The lighting is fantastic – everything looks bruised and filthy and exhausted. The pacing is slow and steady, methodical. Nothing is a surprise. From the first moment of the show, you know exactly where everything is going, and usually that would be a bad thing. In Daredevil, it just makes everything feel dreadful and inevitable. The series is filled with that slow, terrifying sense of illness you get when you spot the beginning of a traffic accident. You know what’s going to happen, you know it’s going to be awful and people will die, and you know there’s nothing you can do to stop it.
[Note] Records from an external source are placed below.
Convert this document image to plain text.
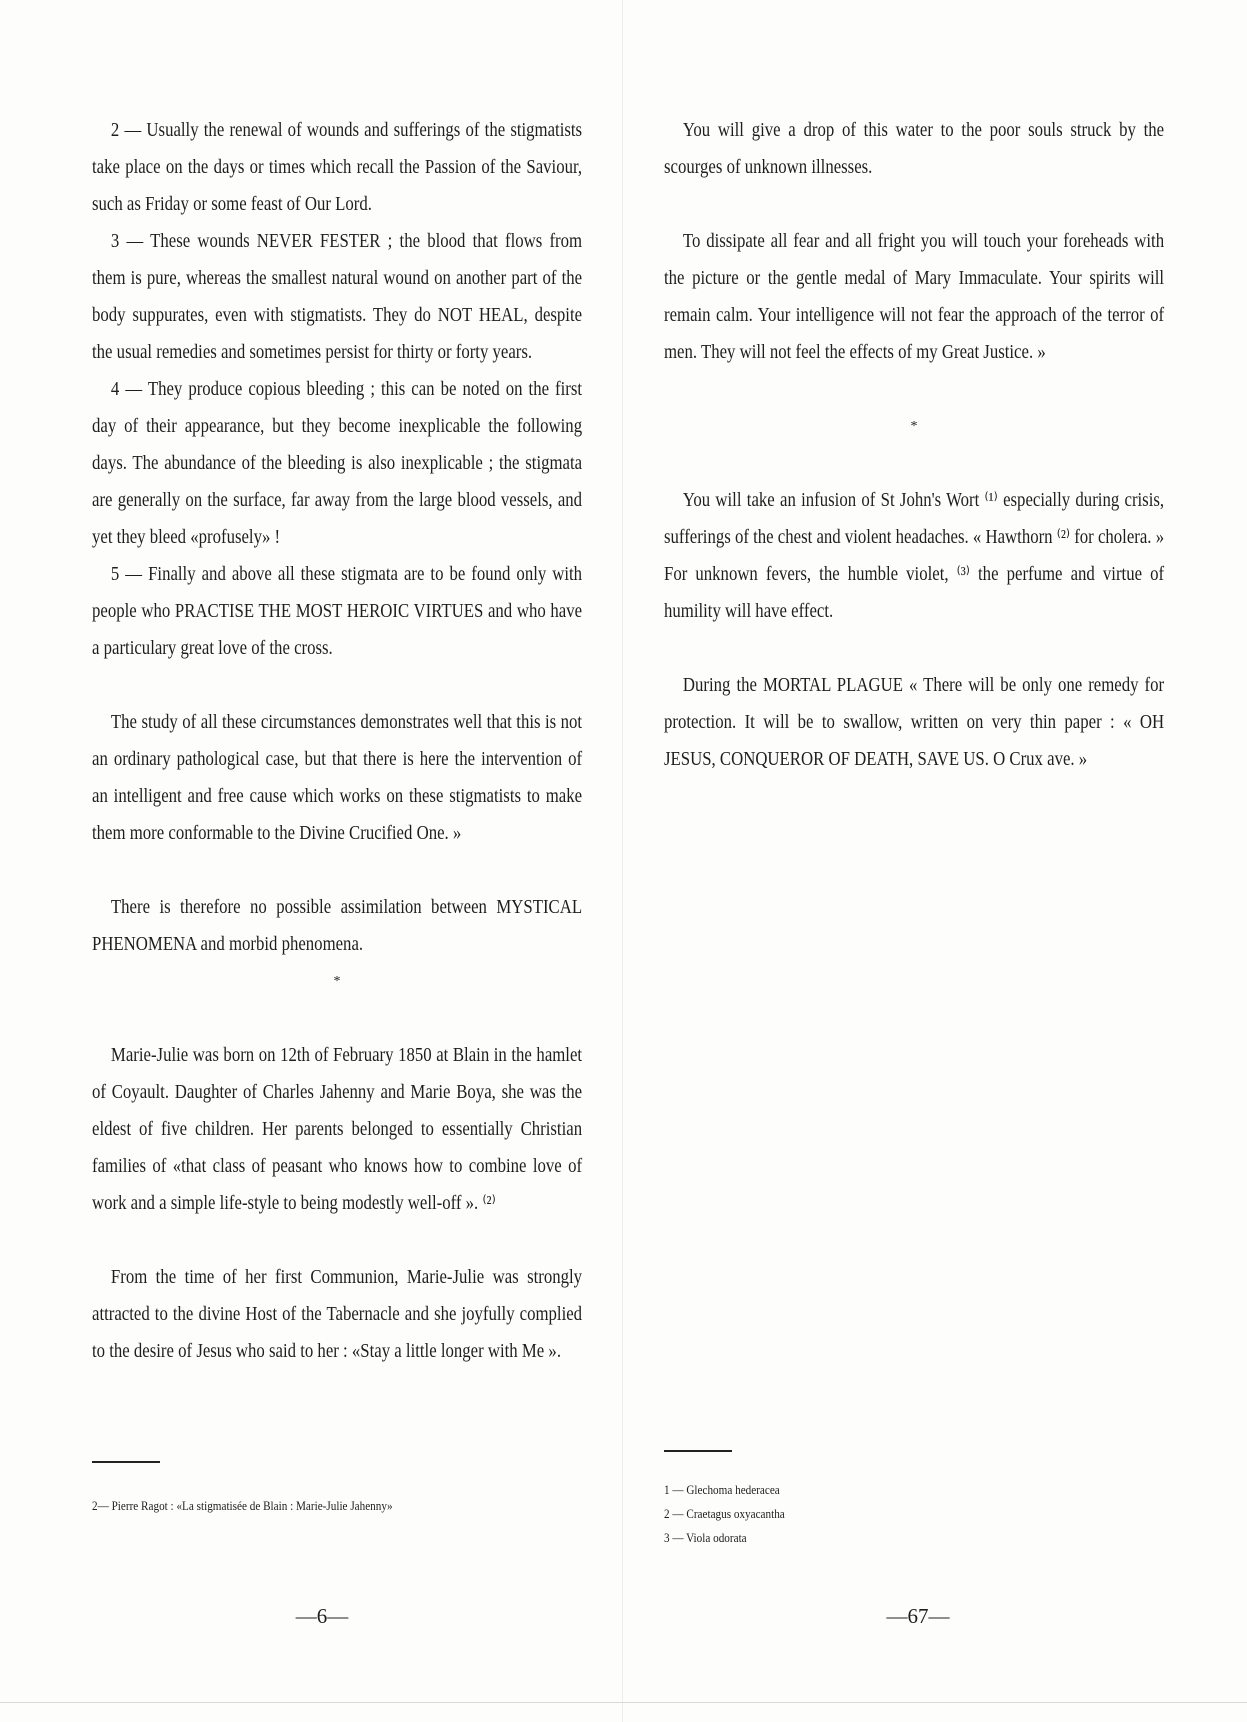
2 — Usually the renewal of wounds and sufferings of the stigmatists take place on the days or times which recall the Passion of the Saviour, such as Friday or some feast of Our Lord.

3 — These wounds NEVER FESTER ; the blood that flows from them is pure, whereas the smallest natural wound on another part of the body suppurates, even with stigmatists. They do NOT HEAL, despite the usual remedies and sometimes persist for thirty or forty years.

4 — They produce copious bleeding ; this can be noted on the first day of their appearance, but they become inexplicable the following days. The abundance of the bleeding is also inexplicable ; the stigmata are generally on the surface, far away from the large blood vessels, and yet they bleed «profusely» !

5 — Finally and above all these stigmata are to be found only with people who PRACTISE THE MOST HEROIC VIRTUES and who have a particulary great love of the cross.

The study of all these circumstances demonstrates well that this is not an ordinary pathological case, but that there is here the intervention of an intelligent and free cause which works on these stigmatists to make them more conformable to the Divine Crucified One. »

There is therefore no possible assimilation between MYSTICAL PHENOMENA and morbid phenomena.

*

Marie-Julie was born on 12th of February 1850 at Blain in the hamlet of Coyault. Daughter of Charles Jahenny and Marie Boya, she was the eldest of five children. Her parents belonged to essentially Christian families of «that class of peasant who knows how to combine love of work and a simple life-style to being modestly well-off ». ⁽²⁾

From the time of her first Communion, Marie-Julie was strongly attracted to the divine Host of the Tabernacle and she joyfully complied to the desire of Jesus who said to her : «Stay a little longer with Me ».

2— Pierre Ragot : «La stigmatisée de Blain : Marie-Julie Jahenny»
—6—

You will give a drop of this water to the poor souls struck by the scourges of unknown illnesses.

To dissipate all fear and all fright you will touch your foreheads with the picture or the gentle medal of Mary Immaculate. Your spirits will remain calm. Your intelligence will not fear the approach of the terror of men. They will not feel the effects of my Great Justice. »

*

You will take an infusion of St John's Wort ⁽¹⁾ especially during crisis, sufferings of the chest and violent headaches. « Hawthorn ⁽²⁾ for cholera. » For unknown fevers, the humble violet, ⁽³⁾ the perfume and virtue of humility will have effect.

During the MORTAL PLAGUE « There will be only one remedy for protection. It will be to swallow, written on very thin paper : « OH JESUS, CONQUEROR OF DEATH, SAVE US. O Crux ave. »

1 — Glechoma hederacea
2 — Craetagus oxyacantha
3 — Viola odorata
—67—
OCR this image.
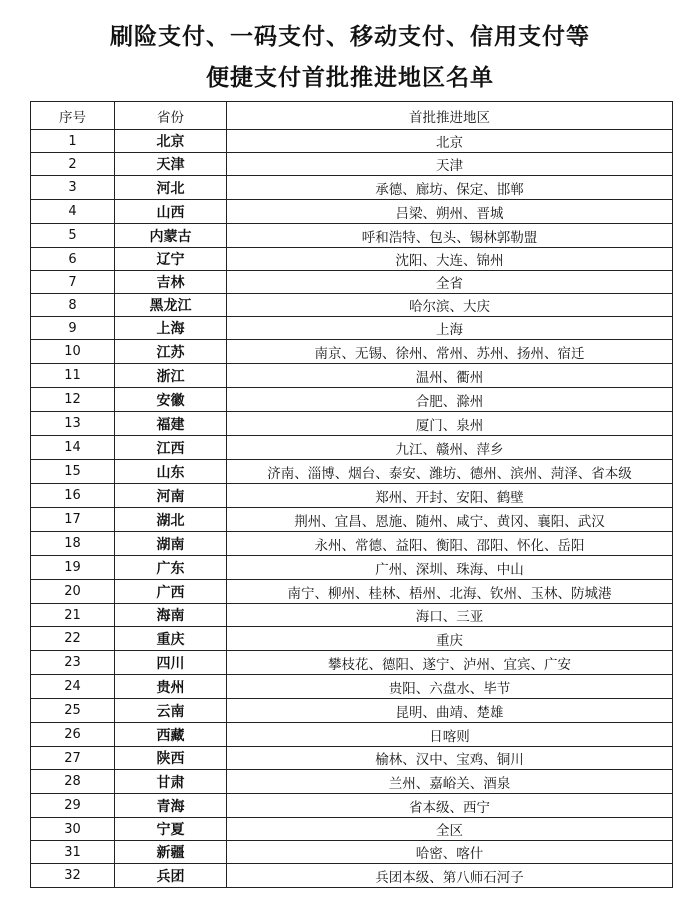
刷险支付、一码支付、移动支付、信用支付等
便捷支付首批推进地区名单
序号	省份	首批推进地区
1	北京	北京
2	天津	天津
3	河北	承德、廊坊、保定、邯郸
4	山西	吕梁、朔州、晋城
5	内蒙古	呼和浩特、包头、锡林郭勒盟
6	辽宁	沈阳、大连、锦州
7	吉林	全省
8	黑龙江	哈尔滨、大庆
9	上海	上海
10	江苏	南京、无锡、徐州、常州、苏州、扬州、宿迁
11	浙江	温州、衢州
12	安徽	合肥、滁州
13	福建	厦门、泉州
14	江西	九江、赣州、萍乡
15	山东	济南、淄博、烟台、泰安、潍坊、德州、滨州、菏泽、省本级
16	河南	郑州、开封、安阳、鹤壁
17	湖北	荆州、宜昌、恩施、随州、咸宁、黄冈、襄阳、武汉
18	湖南	永州、常德、益阳、衡阳、邵阳、怀化、岳阳
19	广东	广州、深圳、珠海、中山
20	广西	南宁、柳州、桂林、梧州、北海、钦州、玉林、防城港
21	海南	海口、三亚
22	重庆	重庆
23	四川	攀枝花、德阳、遂宁、泸州、宜宾、广安
24	贵州	贵阳、六盘水、毕节
25	云南	昆明、曲靖、楚雄
26	西藏	日喀则
27	陕西	榆林、汉中、宝鸡、铜川
28	甘肃	兰州、嘉峪关、酒泉
29	青海	省本级、西宁
30	宁夏	全区
31	新疆	哈密、喀什
32	兵团	兵团本级、第八师石河子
The characterization is like nothing I’ve seen in the superhero genre. Because we get 13 hours with these folks, we get time to know everyone, and the Daredevil crew uses this to full extent. Everyone has a purpose, and everyone moves the plot forward. Everyone gets development, even – especially – the villains. There are no cardboard cutout characters in this show. No evil overlords, no damsels in distress. Notably, the closest thing we get to a “damsel in distress” frees herself, beans her captor in the face with a baseball bat, and later takes the opportunity to set him on fire (sort of, and snickers about it).

Of special note is the characterization of Wilson Fisk, played by Vincent D’Onofrio. Everyone in Daredevil did a fantastic job with their character, hands down. The acting all around was stellar. D’Onofrio blew them all out of the water.

I didn’t like his Fisk at first. D’Onofrio plays Fisk as hesitant, awkward – some are saying “autistic” in his awkardness. He’s lost, frequently frightened, isolated. I didn’t like it. I was like, “This is not the Kingpin I know from the comics.” Along about episode seven, I realized, exactly, this is not the Kingpin from the comics. That’s because Daredevil is as much the Kingpin’s origin story as it is Daredevil’s.

Daredevil is as much about how you build a villain as it is how you build a hero. It’s about why we fight, how we fight, and why that matters. It’s about what drives us to the things we do, and how we find our way in the world.

This show is brilliant. It is as brilliant in its technicalities – the writing, the lighting, the directing, the score – as it is in its execution – the acting, the humor, the fights.

Daredevil isn’t perfect. A couple of episodes drag, there’s a ridiculous ninja that totally didn’t fit the tone of the rest of the show, and there’s a whole episode devoted to Matt and Foggy yelling at each other all day. The dialog, which I think was aiming for noir, was clunky in a lot of spots (although the actors did such a good job you’d hardly notice).

The rest is so goddamn amazing, the flaws don’t matter.

If this is what Marvel and Netflix intend to bring us in the rest of their efforts, we are in for a hell of a ride, people.